The service has shown sound financial management and governance of procurement and tendering processes. All spending over £5,000 is reviewed by the procurement team and spending over £20,000 must go through a procurement process. The service organises procurement resources to focus on specific areas of spending. This allows managers to focus time and activities on in-depth market analysis so better decisions are made. A recent audit found compliance with standing orders and no significant issues. This provides assurance that adequate controls are in place.

The service has achieved savings to avoid budget pressures. Since 2013, it has reduced the number of wholetime firefighters (FTE) from 670 to 556. Some of these reductions were achieved by changing crewing arrangements in the Plymouth city area. In 2018, the service introduced rapid intervention vehicles. These enabled better access to locations and the ability to operate with smaller crews.

Innovation

The service wanted to move to smaller, lighter vehicles, which still hold a significant amount of equipment, to ensure an effective response. As a result, the service introduced RIVs and LRVs. The service calculates these vehicles hold about 90 percent of the equipment carried in a normal engine. LRPs and RIVs cost approximately half of a standard fire engine and their lifetime running costs are more efficient. The service is the national lead for the response vehicle procurement programme. It makes good use of national procurement frameworks to get value for money.

One of the service’s six strategic themes is digital transformation. In 2014, the service did an internal review. It found its information technology strategy lacked vision, with no cost visibility and no formal approach to managing data and information. It also found operational crews thought the service information computer technology (ICT) was disjointed and hard to use.

Since then, the service has re-restructured the ICT department. Its focus is now on how the end user will use the software. The service has now developed its own products – including an app that manages premises risk information. The home fire safety check process has been fully digitised. The service has identified other areas where it can streamline business processes and be more efficient through digital applications.
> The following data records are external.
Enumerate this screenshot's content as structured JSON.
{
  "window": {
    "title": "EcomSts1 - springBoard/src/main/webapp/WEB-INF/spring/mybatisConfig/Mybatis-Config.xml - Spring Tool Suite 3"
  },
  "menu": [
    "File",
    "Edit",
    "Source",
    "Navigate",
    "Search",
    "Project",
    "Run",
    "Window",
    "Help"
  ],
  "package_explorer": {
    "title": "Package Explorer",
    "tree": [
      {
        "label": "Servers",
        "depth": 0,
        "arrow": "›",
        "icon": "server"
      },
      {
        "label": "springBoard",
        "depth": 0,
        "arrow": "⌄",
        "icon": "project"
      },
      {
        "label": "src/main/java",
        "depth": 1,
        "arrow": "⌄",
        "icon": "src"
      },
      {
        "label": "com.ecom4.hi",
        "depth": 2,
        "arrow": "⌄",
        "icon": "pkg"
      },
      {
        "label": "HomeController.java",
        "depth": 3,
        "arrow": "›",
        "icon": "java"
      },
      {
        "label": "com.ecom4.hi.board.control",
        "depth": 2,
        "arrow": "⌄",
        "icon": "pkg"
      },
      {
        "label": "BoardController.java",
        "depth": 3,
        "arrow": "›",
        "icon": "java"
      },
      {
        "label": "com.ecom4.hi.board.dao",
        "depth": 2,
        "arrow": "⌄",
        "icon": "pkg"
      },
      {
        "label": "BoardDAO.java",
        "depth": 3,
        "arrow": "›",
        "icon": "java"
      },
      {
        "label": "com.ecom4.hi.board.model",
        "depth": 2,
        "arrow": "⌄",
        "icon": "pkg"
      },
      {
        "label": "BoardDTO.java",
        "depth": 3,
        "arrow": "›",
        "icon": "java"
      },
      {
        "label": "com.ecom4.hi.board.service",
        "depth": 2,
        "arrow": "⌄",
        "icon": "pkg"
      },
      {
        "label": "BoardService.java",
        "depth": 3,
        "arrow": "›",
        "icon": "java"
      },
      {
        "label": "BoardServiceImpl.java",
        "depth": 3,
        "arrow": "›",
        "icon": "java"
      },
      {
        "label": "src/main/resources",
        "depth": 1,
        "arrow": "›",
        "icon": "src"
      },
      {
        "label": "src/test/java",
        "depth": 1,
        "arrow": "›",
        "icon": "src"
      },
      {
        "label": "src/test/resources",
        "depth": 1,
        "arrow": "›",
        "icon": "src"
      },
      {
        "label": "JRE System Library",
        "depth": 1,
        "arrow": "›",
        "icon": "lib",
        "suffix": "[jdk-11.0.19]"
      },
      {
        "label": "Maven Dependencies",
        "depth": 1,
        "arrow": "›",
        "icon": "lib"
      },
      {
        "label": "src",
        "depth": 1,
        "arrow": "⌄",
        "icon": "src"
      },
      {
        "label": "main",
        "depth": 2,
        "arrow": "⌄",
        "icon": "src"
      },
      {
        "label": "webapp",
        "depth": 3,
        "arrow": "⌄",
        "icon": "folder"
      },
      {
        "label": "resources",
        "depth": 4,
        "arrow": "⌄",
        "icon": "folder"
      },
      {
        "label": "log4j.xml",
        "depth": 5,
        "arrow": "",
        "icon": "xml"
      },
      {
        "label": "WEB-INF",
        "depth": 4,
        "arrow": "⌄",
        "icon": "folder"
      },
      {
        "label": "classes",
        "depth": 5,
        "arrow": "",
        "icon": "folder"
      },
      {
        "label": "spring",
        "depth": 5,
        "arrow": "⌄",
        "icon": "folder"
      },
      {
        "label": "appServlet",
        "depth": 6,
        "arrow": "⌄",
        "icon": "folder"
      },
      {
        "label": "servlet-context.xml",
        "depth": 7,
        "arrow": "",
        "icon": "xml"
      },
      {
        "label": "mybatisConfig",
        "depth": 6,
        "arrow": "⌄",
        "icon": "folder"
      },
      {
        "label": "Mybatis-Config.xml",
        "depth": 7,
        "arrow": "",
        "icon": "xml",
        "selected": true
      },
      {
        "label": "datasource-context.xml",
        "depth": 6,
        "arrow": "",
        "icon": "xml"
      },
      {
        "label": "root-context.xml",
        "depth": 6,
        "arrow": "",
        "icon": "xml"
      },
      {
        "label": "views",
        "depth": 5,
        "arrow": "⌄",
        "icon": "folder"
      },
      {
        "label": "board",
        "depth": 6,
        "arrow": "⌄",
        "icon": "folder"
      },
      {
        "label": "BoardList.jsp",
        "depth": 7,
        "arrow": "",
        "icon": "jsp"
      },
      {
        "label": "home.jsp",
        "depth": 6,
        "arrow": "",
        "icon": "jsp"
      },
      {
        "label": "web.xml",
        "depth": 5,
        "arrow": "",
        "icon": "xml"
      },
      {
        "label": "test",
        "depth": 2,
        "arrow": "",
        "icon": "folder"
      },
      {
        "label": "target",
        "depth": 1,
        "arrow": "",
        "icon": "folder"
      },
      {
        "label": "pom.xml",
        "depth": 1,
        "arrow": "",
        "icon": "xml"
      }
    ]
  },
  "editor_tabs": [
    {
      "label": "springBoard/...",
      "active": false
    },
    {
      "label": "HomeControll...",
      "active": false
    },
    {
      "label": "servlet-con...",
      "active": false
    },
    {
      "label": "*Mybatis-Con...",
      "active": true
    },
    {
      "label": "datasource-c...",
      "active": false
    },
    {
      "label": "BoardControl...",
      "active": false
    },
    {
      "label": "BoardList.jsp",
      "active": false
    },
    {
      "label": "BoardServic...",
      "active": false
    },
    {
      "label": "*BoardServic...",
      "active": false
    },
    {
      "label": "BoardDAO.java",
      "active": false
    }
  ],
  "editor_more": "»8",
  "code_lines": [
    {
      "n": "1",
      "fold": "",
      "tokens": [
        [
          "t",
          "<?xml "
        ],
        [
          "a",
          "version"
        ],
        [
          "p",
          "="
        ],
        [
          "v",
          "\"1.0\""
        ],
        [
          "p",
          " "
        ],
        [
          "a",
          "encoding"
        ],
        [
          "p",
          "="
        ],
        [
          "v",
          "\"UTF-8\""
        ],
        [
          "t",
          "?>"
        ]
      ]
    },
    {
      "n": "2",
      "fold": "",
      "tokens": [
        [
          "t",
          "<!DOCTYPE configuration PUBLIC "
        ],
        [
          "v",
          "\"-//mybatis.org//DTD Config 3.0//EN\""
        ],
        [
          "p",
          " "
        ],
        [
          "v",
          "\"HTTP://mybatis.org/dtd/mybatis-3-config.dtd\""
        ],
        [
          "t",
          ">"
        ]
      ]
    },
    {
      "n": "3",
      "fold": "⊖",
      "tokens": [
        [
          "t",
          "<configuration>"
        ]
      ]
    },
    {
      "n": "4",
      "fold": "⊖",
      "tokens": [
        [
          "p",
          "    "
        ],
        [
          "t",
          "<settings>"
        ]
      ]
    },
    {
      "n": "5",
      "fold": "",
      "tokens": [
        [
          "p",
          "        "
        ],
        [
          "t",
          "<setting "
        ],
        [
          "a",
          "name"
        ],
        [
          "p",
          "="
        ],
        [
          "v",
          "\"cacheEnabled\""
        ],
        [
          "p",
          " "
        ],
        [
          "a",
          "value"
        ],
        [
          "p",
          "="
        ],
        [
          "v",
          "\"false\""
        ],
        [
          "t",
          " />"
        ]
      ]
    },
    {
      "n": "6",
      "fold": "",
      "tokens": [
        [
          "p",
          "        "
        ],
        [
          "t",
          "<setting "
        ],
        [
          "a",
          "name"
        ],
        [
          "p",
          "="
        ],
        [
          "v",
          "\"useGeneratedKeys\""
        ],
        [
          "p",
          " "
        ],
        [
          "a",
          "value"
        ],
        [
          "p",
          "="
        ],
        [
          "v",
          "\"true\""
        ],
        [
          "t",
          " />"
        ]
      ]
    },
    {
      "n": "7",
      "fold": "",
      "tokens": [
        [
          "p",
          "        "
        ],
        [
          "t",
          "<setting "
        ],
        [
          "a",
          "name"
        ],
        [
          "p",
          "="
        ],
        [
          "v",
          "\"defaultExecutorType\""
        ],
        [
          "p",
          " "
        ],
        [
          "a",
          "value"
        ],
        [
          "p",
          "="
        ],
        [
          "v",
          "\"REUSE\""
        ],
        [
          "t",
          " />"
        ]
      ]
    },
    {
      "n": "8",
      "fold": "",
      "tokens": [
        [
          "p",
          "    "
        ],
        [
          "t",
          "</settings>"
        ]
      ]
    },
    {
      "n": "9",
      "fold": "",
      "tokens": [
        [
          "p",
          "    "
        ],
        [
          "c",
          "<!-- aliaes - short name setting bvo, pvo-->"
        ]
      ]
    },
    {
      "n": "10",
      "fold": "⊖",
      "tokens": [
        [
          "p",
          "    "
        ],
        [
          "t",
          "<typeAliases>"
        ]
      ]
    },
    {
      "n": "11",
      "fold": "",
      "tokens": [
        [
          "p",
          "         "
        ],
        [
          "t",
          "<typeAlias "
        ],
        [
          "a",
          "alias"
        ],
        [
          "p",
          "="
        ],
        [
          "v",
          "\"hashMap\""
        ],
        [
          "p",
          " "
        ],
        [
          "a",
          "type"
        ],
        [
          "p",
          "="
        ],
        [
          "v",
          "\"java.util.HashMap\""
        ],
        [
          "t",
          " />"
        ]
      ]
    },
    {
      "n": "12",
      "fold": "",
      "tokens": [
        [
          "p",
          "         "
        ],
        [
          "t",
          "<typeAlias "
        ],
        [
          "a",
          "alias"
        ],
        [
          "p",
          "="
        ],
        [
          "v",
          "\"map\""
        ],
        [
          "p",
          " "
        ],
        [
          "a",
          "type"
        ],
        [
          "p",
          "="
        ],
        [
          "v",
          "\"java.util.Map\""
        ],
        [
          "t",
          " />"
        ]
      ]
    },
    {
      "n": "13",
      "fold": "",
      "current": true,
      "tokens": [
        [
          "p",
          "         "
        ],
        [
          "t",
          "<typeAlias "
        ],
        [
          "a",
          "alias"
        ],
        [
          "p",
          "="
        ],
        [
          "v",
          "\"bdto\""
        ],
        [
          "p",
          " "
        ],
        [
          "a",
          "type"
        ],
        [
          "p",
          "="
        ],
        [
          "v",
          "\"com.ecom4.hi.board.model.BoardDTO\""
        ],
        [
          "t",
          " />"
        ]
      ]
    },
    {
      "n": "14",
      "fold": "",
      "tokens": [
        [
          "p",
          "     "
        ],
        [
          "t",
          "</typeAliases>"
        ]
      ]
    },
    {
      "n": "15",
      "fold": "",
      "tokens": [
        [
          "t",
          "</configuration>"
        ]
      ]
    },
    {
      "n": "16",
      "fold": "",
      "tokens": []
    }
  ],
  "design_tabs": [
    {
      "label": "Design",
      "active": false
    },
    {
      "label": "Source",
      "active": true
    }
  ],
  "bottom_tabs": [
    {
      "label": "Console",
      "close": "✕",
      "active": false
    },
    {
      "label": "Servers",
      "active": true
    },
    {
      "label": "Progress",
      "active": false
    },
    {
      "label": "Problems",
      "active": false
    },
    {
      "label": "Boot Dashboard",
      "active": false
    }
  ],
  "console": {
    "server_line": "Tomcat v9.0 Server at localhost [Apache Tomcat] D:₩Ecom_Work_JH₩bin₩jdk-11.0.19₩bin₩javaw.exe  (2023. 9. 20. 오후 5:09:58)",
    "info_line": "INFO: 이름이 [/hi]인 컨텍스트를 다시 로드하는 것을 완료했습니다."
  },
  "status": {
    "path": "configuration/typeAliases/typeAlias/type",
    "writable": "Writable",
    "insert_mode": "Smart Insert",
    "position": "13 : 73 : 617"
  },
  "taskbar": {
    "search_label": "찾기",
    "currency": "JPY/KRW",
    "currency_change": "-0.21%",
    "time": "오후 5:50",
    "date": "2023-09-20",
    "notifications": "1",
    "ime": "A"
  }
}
Future investment and working with others

The service has a published reserves strategy. In the year to 31 March 2018, the service had balances of earmarked and general reserves of £29.8m, as well as provisions. This is 47 percent of its net expenditure budget as at 31 March 2018. Most of the reserves are earmarked for future spending on capital and to fund ‘invest to save’ proposals. A general fund balance of £5.3m, around 8 percent of the net budget, is held to cover unanticipated events. The level of reserves is planned to reduce to £17m by the end 31 March 2022. Devon & Somerset Fire & Rescue Authority has set up a trading company. It is overseen by members of the fire authority, senior staff from the service and independent people who together make up the board of directors.

The company provides services to other fire and rescue services, the public and the commercial sector. Services include access and rescue, maritime, fire safety, first aid and driver training. Also, it offers subcontracting, stand-by rescue and consultancy services. Some staff from the service work with the company and the service provides the company with premises and equipment. The service recovers the full costs of the staff and other support. This amounts to about £300,000 a year. At the time of our inspection, the company owed the authority £555,000 and was finalising a business plan to address this liability.